If the Bulls lose Game 7, expect morale to officially plummet for good about whether or not Rose is justified taking a more-than-cautious approach to his rehab and return. 

There's been a lot of chatter on whether or not Rose "owes" it to his teammates to return for a potential shot at the defending champion Heat in the second round. 

On the no side, points for Rose to continue sitting include the fact that he is only 24 years old, is coming off a horrific, non-contact injury to a knee that has already been bothersome in his NBA career and that his teammates, so far, have been in full support of his decision to delay a return (via K.C. Johnson of the Chicago Tribune):

"We don’t feel that way [that Rose owes it to teammates]," Hinrich said. "It has been a very difficult year for Derrick. I’ve never experienced any sort of injury like that. I’m not one to speak on how anybody else’s body feels. We know what kind of guy he is and what kind of teammate he is."

"[Thibodeau] When he’s completely comfortable, that’s when we want him out there. If that means we wait another game, if that means we wait until next year, so be it. Derrick owes it to do what’s right and the more I’m around him, the more I’m impressed with this guy’s character. He’s not being swayed by anybody. I would never question him, ever."

Strong words of men in a position to make a judgement call on a teammate, player and friend. 

On the flip side, proponents of Rose "toughing it out" continue to ring out as the injuries continue to mount for the Bulls.
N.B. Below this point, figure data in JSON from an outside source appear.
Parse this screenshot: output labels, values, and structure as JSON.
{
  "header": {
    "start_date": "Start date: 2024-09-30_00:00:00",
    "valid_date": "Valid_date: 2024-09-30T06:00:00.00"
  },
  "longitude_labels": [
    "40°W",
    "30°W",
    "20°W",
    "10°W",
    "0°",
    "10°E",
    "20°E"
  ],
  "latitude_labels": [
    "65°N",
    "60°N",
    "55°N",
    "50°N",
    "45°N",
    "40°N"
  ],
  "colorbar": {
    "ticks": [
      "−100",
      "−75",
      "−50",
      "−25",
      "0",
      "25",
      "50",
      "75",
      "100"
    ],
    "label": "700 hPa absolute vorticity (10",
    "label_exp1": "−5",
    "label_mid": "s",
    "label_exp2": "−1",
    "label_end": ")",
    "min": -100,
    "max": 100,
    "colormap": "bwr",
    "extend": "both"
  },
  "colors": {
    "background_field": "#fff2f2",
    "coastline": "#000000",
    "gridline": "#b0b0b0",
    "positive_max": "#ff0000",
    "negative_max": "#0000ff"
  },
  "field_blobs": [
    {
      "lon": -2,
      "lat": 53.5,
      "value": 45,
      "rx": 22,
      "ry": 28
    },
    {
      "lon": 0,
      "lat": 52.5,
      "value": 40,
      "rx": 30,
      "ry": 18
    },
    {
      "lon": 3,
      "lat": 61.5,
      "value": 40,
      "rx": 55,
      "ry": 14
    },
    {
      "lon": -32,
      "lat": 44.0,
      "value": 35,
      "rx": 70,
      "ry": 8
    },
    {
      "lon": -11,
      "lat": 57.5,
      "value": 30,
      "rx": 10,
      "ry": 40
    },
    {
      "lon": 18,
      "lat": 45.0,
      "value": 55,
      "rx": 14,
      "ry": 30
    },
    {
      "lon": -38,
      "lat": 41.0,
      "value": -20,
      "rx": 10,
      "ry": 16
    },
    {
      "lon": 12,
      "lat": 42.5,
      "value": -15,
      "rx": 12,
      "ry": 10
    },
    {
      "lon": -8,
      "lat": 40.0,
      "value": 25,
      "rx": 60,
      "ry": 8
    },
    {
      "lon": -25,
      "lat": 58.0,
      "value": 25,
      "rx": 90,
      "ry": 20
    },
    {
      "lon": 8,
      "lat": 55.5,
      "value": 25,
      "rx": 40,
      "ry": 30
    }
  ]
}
Noah, Taj Gibson, Marco Belinelli and others have all missed time due to injury, and Robinson's show of toughness on the bench was a flashback to Michael Jordan playing through sickness during Game 5 of the 1997 NBA finals (h/t Nate Jones on Twitter):

To stay on the MJ line of thought, it's important to note that an unfair typecast of the "perfect" NBA player has been established in Chicago because of Jordan's dominance, loyalty to the Bulls during their streak and ability to play through pain. 

But, at the end of the day, this is Rose's decision. He's maintained that he will not return until he's 110 percent, and that apparently isn't where his body is after months of rehab and practice-only sessions of play. 

That also doesn't change the fact that things are going to get worse for Rose before they get better. 

Barring a miraculous return to the lineup in Game 7, a comeback against the Heat in the second round or any other form of return before Chicago's season is over, fans are going to chastise and wonder what could have been for the Bulls if they do not win the championship this season. 

As a professional athlete, I doubt Rose has a problem with that theory. He's paid to play basketball, is well past the medical trajectory of his injury, and teammates are falling by the wayside while he's playing it safe with a knee injury that happened a full year ago. 

No matter your opinion on the Rose return, or lack thereof, Game 7 promises to be just another chapter in the book that has turned out to be the most disappointing aspect of the NBA this season. 

With a Bulls win, chatter will begin about a Rose return for Round 2. With a loss and a playoff exit, chatter will begin about how Rose did not make the right choice and that NBA championships, while certainly attainable with Rose in the future, are never a sure thing—a "seize the moment" mentality, if you will. 

Either way, this disappointing saga got worse after more changes came to the Chicago lineup via injury, Robinson left it all on the court (and in a trash can on the bench) and Lee took a tough-it-out approach to be in uniform. 

If the pattern continues, it could get even worse on Saturday night in Brooklyn.